Friday, January 13, 2012

Cut 'em some slack, teachin is harrd

Education leaders: Slave math lesson should not end careers
[ajc] “This is an unfortunate incident,” Rollins [Calvine Rollins, president of the Georgia Association of Educators] said. “I don’t believe the teacher wanted to expose those kids to anything offensive. Gwinnett County teachers are dedicated. They work hard and try on a daily basis to do the right thing.”
But mistakes can occur because the burden on teachers to create lessons, tutor kids, analyze data and complete paperwork can be daunting, especially in a district the size of Gwinnett County Schools, the state’s largest system.
The second paragraph is clearly a paraphrased quote from Ms Rollins as well, although unattributed. Sloppy work, there, AJC reporter, to throw this mix of facts, allegations, opinions, and unsupported deductions out there as if all of it were inarguable.

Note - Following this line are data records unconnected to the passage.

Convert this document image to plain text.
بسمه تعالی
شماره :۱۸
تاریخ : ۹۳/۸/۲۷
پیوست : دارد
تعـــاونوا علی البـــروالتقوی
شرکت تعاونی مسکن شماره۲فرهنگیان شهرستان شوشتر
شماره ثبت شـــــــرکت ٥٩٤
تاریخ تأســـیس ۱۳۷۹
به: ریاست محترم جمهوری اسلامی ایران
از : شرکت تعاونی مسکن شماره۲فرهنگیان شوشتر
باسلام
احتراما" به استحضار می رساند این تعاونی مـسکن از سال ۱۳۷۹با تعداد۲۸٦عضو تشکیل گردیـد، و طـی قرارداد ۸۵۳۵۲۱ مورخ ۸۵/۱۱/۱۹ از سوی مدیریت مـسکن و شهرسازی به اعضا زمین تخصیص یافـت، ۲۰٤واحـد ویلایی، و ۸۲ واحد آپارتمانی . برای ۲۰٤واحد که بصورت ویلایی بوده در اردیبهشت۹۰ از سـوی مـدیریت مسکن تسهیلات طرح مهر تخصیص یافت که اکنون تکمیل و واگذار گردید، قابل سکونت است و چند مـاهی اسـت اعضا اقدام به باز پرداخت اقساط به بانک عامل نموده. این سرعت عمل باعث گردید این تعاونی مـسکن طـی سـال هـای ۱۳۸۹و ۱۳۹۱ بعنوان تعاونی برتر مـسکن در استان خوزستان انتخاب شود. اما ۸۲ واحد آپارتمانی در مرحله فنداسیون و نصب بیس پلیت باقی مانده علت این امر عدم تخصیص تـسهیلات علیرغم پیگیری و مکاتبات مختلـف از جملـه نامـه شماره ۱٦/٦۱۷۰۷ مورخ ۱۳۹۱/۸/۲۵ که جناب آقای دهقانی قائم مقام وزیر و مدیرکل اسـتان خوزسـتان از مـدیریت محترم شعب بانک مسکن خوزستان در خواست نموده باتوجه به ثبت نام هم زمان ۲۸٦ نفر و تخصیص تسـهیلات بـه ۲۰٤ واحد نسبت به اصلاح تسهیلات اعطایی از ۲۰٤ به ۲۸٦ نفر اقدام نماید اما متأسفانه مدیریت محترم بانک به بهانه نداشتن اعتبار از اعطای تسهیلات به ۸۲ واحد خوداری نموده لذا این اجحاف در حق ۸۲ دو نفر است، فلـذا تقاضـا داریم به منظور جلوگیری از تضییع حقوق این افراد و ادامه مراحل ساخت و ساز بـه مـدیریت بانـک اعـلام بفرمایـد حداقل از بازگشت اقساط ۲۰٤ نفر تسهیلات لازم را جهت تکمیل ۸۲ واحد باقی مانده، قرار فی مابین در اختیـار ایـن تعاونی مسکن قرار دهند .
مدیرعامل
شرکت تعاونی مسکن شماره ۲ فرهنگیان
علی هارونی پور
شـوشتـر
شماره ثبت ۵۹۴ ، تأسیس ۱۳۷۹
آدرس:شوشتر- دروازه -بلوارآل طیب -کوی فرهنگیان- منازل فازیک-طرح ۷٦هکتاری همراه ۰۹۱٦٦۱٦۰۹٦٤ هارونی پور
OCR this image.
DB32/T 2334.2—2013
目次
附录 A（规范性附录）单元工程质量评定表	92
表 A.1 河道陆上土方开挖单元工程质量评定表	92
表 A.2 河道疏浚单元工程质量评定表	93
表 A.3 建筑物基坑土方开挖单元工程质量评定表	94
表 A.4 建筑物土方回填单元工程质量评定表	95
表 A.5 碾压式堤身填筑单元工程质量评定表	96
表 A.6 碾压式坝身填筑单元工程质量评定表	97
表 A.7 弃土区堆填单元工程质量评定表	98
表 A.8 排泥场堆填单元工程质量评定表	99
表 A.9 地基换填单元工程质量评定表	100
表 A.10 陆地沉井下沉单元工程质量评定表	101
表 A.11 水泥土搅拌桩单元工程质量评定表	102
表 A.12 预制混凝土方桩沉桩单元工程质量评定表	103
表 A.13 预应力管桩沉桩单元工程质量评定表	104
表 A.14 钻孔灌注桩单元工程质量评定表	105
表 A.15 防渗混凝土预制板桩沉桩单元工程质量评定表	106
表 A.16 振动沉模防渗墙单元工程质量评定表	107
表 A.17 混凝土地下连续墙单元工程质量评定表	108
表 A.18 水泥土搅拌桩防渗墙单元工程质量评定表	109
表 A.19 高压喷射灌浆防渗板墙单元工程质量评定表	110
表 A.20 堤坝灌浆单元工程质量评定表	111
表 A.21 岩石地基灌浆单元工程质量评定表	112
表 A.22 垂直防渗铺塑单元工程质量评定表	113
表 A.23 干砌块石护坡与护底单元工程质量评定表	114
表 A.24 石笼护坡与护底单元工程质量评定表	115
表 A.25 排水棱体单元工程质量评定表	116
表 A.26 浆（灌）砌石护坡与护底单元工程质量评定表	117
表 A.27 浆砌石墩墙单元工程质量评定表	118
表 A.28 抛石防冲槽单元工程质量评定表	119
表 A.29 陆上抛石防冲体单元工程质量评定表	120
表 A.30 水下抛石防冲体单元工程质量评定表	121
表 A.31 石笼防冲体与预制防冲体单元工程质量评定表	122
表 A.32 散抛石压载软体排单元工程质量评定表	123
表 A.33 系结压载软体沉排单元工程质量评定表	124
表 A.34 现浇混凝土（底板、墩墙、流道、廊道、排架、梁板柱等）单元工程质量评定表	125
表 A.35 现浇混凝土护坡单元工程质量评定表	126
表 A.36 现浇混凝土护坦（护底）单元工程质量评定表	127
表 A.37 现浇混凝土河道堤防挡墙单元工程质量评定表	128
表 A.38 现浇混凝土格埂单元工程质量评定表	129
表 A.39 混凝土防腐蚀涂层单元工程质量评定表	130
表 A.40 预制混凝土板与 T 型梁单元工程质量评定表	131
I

This is exactly what I would expect a teacher union leader to say. Over in the real world, unions have two purposes: To oversimplify, I'll say (1) To protect workers from an unreasonable employer and (2) to ensure that the employer has a qualified pool of potential employees from which to hire. I haven't seen a teacher union yet that had any interest in (2). Protecting teachers' jobs is Job One And Only over there.

Heck, they didn't want to fire APS teachers who were caught cheating, they sure don't want anybody fired over the phrasing of a word problem on a worksheet. It's like the only lesson they took away from their own school days was "duck and cover."

If it isn't obvious, this has to do with the now-infamous "if 8 slaves pick 56 oranges..." worksheet. This update has some additional details I hadn't seen before:
  • The worksheet was written by one of the third-grade teachers at Beaver Ridge Elementary.
  • Four teachers used it.
  • Beaver Ridge has nine third-grade classrooms.
  • The school has a total of 1,260 students. (I'm not sure that, over the ten years or so my spouse has worked in education, that all the schools she has worked together total that many students. That's probably not relevant, just appalling.)
  • Beaver Ridge's student body is about 60 percent Hispanic, 28 percent African-American, 5.3 percent Asian, and 4 percent white. We still don't know the racial makeup of the teachers involved, or of the school faculty overall.
I could make a pretty good guess as to their IQs, though.

Monday, January 9, 2012

"If eight slaves pick 56 oranges equally..."

Parents outraged over math problems referring to slavery
[wsb] Several Gwinnett parents contacted Channel 2 Action News in outrage after their children brought home a math assignment that referenced slavery and beatings.
...The question was a word problem that said, "Each tree had 56 oranges. If eight slaves pick them equally, then how much would each slave pick?" Another math problem said, "If Frederick got two beatings per day, how many beatings did he get in one week?"
I don't usually go far afield of Atlanta Public Schools: There's plenty of stupidity going on there to keep me busy. But this little gem from Gwinnett County just hit the national news -- and the wonder is that it took from Wednesday (when the worksheet was assigned) until Friday to do so.

Nobody at Beaver Ridge Elementary will speak, or even consent to be named, for the report. But a spokeswoman for the Gwinnett district allowed as how, while the question was, er, unquestionably inappropriate, the motivation behind it wasn't unreasonable. It was cross-curricular, part of a current trend for some assignments to be relevant to more than one class, in this case math and social studies. Consider it a built-in answer to the question, "Why do I have to know this?"

Still, I have a feeling this story won't let go until somebody answers the question, who could possibly have thought this wouldn't generate complaints? Who wrote the questions? Is it purely local to Beaver Ridge, or is it on a preprinted handout that came from somewhere else, and might find, or have already found, its way into other classrooms? Who assigned it? How do you get to be a teacher anywhere in Georgia and not know that slavery is a hot-button issue?

LATER: My thoughtful spouse has observed that if this worksheet were obtained from a book (School Box carries plenty of books full of photocopyable elementary school worksheets), Gwinnett would have swiftly named that source to divert attention from itself. The fact that they didn't do so, then, is a strong indicator that the teacher who assigned it created it herself.

On further thought, I realized that it is simply not possible that neither of the parents who complained know which teacher assigned this worksheet. Nor would they have failed to share that name with the reporters to whom they talked. Therefore, Gwinnett has asked the reporters not to name the teacher, and for reasons I cannot fathom, the reporters are respecting that request.

They don't have to give the money back already?

School cheating bill proposed
[ajc] Teachers who cheat in helping their students score higher on standardized tests would have to pay back financial bonuses linked to the scores under legislation proposed Monday.
Maybe I missed something, but isn't this already illegal? Isn't there some kind of "ill-gotten gains" law that prevents convicted criminals from profiting from their crimes? I could have sworn this loophole was already covered.

And if they're not actually convicted of crimes, then why do they have to give the money back? Who has to say they're guilty in order to trigger this law?